US State Department spokesman calls verdict ‘grossly unjust outcome’ and asks central government to respect ‘freedom of expression’.
Beijing has hit out at the United States for its attempt to “whitewash criminals” after Washington politicians condemned the “grossly unjust outcome” of Jimmy Lai Chee-ying’s latest trial, where the media tycoon was jailed for almost six years for fraud offences.
The latest war of words between the two countries was sparked by US Department of State spokesman Ned Price, who on Sunday appealed to the central government to respect freedom of expression, including for the press, in Hong Kong in the wake of Lai’s conviction on two charges of fraud.
“The United States condemns the grossly unjust outcome of Jimmy Lai’s latest trial sentencing,” Price wrote on Twitter. “By any objective measure, this result is neither fair nor just.”
US State Department spokesman Ned Price.
But Beijing’s foreign affairs office in Hong Kong hit back and said it strongly disapproved and firmly rejected “irresponsible comments” on the Lai case made by Price and a few US congressmen.
The office spokesman said Hongkongers’ rights were fully protected, but insisted rights and freedoms could not be used as an “immunity passport for lawbreakers, or a privilege for anti-China forces”.
“In Jimmy Lai’s fraud case, the evidence is clear, the procedure is law-based, and the judgment is open and transparent. The trial by the special administrative region court is totally legitimate and lawful and it brooks no interference or reproach,” he said.
Beijing’s office in the city also slammed Washington for accusing it of not respecting the freedom of the press “just because the case involves an anti-China criminal”.
The spokesman claimed America’s actions had exposed to the world Lai’s identity “as an agent and a pawn of the US”.
“The US often claims to stand up for fairness, justice and the rule of law, but it repeatedly sugarcoats criminals as ‘human rights pioneers’, smears the fair trial of [Hong Kong] courts,” he said.

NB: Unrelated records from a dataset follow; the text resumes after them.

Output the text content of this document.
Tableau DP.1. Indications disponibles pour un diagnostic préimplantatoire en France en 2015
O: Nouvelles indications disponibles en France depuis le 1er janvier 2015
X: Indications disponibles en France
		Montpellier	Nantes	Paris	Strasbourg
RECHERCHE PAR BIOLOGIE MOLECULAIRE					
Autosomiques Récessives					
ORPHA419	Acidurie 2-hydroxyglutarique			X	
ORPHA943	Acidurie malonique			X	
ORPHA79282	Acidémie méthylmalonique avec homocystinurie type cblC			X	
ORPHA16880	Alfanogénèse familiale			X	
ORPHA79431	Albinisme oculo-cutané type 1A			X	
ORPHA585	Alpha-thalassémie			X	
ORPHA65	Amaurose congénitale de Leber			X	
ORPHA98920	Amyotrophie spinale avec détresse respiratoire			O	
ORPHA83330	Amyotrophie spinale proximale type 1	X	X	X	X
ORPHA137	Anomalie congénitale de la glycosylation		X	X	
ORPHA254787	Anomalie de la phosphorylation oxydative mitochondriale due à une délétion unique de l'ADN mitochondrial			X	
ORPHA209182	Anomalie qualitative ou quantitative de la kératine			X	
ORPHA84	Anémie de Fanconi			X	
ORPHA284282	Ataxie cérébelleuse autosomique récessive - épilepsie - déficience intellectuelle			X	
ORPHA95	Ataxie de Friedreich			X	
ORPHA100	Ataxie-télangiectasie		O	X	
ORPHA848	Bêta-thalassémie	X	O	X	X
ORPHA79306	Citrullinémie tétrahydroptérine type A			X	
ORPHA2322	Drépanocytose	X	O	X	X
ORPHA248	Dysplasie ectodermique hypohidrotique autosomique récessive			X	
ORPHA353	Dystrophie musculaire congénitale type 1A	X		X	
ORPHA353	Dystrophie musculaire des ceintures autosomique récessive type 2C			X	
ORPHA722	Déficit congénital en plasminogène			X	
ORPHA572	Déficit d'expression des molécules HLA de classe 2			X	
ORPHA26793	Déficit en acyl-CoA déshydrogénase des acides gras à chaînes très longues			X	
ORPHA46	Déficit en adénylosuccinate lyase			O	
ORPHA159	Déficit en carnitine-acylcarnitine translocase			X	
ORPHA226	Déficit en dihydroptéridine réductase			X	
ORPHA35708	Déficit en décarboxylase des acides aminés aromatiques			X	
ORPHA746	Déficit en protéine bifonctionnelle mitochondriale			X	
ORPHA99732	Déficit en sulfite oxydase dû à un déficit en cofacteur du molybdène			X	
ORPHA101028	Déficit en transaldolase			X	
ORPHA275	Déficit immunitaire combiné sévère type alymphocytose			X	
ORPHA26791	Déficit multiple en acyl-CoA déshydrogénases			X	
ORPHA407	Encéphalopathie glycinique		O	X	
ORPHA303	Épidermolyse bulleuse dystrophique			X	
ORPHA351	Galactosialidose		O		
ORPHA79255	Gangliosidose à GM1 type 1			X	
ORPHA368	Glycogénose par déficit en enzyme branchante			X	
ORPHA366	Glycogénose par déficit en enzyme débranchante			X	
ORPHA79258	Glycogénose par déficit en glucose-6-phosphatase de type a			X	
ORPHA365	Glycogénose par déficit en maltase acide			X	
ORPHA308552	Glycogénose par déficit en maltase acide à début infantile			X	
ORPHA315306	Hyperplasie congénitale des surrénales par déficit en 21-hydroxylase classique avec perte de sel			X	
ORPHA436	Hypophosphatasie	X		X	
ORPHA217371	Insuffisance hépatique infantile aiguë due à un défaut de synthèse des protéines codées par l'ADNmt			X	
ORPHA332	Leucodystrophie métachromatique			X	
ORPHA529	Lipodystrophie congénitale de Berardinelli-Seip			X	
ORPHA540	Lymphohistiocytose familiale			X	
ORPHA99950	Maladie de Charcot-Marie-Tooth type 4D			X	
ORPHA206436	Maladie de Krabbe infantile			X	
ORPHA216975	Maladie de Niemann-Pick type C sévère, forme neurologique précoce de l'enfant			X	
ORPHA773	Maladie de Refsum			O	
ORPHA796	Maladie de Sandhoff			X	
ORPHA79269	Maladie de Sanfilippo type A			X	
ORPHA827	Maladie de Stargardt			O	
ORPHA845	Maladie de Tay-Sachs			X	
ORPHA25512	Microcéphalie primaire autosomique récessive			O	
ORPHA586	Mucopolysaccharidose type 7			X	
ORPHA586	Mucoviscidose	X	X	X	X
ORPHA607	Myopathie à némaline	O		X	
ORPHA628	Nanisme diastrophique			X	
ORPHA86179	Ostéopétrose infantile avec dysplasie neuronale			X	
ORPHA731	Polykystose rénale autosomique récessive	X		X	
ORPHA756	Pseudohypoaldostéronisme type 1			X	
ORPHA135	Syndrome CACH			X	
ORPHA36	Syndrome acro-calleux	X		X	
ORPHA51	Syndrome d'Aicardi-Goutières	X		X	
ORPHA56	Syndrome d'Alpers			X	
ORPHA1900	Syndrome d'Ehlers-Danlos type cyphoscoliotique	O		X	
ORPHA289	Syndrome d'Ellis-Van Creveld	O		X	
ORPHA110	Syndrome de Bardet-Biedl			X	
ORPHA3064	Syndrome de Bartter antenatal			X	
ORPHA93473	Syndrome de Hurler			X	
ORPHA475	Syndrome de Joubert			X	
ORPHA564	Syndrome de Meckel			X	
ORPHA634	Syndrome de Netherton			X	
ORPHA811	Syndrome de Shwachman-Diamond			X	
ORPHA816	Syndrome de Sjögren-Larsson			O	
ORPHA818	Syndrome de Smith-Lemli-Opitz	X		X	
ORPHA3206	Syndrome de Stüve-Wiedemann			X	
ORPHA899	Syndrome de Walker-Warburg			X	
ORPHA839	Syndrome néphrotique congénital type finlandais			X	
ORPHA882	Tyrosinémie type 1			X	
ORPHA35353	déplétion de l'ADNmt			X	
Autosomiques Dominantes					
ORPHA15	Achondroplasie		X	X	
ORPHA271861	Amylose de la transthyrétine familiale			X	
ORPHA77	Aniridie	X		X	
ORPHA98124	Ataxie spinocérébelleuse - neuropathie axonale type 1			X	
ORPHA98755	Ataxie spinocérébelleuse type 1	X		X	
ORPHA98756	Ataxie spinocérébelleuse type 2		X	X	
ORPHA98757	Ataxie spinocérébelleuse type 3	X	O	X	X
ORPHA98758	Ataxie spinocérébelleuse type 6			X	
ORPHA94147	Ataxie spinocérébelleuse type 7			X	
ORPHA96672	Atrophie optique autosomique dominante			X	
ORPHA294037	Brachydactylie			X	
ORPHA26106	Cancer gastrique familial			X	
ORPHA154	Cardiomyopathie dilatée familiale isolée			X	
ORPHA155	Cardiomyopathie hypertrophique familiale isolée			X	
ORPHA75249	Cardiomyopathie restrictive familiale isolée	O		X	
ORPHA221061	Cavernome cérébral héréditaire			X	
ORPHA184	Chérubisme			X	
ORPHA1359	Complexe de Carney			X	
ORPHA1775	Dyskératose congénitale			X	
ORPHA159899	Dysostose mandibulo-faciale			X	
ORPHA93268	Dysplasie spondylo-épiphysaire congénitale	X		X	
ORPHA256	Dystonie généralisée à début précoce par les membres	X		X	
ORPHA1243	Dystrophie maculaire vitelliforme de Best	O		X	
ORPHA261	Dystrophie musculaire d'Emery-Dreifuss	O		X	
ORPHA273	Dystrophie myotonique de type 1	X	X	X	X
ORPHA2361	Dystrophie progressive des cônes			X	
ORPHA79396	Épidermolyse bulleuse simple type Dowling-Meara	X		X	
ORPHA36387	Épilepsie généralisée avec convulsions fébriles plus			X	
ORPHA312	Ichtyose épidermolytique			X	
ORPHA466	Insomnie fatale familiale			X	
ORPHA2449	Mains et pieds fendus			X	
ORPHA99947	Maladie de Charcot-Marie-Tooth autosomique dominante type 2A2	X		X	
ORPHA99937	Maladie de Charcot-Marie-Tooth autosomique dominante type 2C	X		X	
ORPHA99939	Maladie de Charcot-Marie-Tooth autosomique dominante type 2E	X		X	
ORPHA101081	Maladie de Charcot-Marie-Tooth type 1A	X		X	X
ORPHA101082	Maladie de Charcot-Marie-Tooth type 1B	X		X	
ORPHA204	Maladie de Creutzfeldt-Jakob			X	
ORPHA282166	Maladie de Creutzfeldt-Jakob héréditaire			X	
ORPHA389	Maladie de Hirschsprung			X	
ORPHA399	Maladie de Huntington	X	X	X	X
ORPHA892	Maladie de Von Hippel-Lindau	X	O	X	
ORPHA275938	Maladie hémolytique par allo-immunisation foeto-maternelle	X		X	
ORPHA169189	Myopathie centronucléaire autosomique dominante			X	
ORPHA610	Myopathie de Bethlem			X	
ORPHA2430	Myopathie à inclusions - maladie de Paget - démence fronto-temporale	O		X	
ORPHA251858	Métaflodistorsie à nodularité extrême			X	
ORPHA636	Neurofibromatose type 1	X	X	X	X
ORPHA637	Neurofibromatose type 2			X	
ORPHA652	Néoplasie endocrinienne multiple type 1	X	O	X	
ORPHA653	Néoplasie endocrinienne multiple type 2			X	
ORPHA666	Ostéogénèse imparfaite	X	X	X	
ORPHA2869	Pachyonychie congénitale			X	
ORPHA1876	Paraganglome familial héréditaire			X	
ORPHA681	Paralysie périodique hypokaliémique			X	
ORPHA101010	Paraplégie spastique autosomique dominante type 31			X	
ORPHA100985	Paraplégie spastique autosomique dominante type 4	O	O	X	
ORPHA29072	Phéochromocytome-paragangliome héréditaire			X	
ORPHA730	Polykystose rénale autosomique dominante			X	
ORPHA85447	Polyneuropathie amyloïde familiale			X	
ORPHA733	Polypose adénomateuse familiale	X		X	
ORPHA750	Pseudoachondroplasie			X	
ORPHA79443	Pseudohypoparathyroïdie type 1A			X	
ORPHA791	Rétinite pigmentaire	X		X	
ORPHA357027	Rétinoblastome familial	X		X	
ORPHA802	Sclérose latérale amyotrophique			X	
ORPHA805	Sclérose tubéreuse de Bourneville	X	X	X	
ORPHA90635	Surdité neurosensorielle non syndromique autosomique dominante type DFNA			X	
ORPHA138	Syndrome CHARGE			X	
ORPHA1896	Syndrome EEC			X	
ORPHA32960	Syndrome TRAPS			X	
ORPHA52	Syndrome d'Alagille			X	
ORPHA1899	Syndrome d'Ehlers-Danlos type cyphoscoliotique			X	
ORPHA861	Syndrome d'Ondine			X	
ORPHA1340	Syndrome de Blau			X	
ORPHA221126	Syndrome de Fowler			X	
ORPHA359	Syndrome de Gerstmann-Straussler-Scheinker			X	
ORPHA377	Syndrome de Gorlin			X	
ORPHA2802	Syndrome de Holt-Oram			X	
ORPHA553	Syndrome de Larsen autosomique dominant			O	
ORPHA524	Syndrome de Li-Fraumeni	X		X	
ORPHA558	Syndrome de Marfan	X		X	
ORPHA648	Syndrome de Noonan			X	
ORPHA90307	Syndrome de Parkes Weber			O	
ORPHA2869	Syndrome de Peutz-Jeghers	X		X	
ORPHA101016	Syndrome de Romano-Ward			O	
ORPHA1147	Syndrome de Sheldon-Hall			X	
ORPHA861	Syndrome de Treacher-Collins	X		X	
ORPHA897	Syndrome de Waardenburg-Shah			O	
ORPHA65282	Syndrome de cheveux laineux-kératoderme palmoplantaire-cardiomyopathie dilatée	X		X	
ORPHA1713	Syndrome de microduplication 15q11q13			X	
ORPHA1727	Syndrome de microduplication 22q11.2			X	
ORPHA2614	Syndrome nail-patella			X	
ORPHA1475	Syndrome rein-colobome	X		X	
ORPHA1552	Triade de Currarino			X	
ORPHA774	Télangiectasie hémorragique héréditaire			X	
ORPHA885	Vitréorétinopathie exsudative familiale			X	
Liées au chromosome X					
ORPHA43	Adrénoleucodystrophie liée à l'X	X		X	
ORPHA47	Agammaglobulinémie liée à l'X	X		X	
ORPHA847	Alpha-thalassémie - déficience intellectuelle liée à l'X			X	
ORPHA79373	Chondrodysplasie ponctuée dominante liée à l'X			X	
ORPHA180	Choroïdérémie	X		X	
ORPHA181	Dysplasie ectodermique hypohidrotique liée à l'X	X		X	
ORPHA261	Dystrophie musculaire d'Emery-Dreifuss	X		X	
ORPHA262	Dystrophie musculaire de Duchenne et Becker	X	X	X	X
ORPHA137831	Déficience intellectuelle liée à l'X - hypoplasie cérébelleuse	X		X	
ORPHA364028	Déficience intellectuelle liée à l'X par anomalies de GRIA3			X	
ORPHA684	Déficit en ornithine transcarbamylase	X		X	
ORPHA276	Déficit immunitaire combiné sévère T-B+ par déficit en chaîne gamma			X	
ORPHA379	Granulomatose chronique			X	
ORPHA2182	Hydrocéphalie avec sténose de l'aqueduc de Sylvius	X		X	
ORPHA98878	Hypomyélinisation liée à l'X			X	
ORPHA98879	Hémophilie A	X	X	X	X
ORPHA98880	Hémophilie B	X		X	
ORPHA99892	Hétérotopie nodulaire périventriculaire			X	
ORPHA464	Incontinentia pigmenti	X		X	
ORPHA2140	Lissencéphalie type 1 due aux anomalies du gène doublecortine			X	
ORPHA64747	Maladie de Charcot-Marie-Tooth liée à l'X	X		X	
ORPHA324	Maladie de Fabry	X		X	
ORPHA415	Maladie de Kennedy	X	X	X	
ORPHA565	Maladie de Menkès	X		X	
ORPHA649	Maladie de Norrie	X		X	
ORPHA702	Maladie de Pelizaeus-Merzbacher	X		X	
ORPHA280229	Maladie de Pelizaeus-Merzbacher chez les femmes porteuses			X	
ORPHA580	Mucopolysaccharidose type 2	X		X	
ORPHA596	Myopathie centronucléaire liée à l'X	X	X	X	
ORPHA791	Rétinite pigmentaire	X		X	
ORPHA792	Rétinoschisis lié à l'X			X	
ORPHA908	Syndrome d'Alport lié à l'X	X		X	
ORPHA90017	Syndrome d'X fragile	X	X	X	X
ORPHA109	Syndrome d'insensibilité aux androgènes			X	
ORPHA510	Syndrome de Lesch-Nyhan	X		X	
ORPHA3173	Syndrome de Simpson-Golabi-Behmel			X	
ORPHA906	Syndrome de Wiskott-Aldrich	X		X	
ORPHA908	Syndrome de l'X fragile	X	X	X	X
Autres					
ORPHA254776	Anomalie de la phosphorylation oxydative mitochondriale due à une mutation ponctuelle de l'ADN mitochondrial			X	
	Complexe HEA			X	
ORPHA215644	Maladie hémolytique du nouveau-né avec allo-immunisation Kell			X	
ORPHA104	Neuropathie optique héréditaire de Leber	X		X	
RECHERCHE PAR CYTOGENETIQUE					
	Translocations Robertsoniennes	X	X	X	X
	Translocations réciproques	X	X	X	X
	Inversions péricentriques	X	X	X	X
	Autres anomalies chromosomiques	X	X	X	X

He added Washington should stop its efforts to “whitewash criminals”.
Hong Kong weighed in to support of the central government and a spokesman for the city administration condemned Washington for ignoring the facts of the case to make “inaccurate and misleading” statements which also interfered with a fair trial.
He said it was unfair to the prosecution and the defence to politicise the proceedings, a fraud case that had “nothing to do with freedom of the press and speech”.
Lai was jailed for 5 years and nine months and fined HK$2 million (US$256,850) on Saturday for a breach of land lease terms by the “deliberate concealment” of a consultancy firm based at the offices of his now-closed Apple Daily newspaper.
The court convicted Lai – alongside Wong Wai-keung, the chief administrative officer at the paper’s parent company Next Digital – after they failed to disclose Dico Consultants’ operations to the landlord, the Hong Kong Science and Technology Parks Corporation.
The corporation prohibited the use of the offices for anything other than publication and related services.
The court ruled that Lai and Wong’s actions amounted to deliberate concealment and a fraudulent act that went beyond what would typically be a breach of contract and a civil matter.
Lai was found guilty of two fraud charges for allowing the Dico to operate from the newspaper’s headquarters in Tseung Kwan O Industrial Estate for more than two decades.
Wong, convicted on one fraud charge for his role, was jailed for 21 months.
Lai was sentenced last year to a total of 20 months in prison for his involvement in four unauthorised assemblies.
Despite completing the sentence, Lai, is still remanded in custody for a High Court trial without a jury over allegations of collusion with foreign forces.
The case, however, has been indefinitely postponed for a decision by Beijing on whether Lai can be represented by a London-based barrister.
Apple Daily closed after a crackdown under the Beijing-imposed national security law in June last year.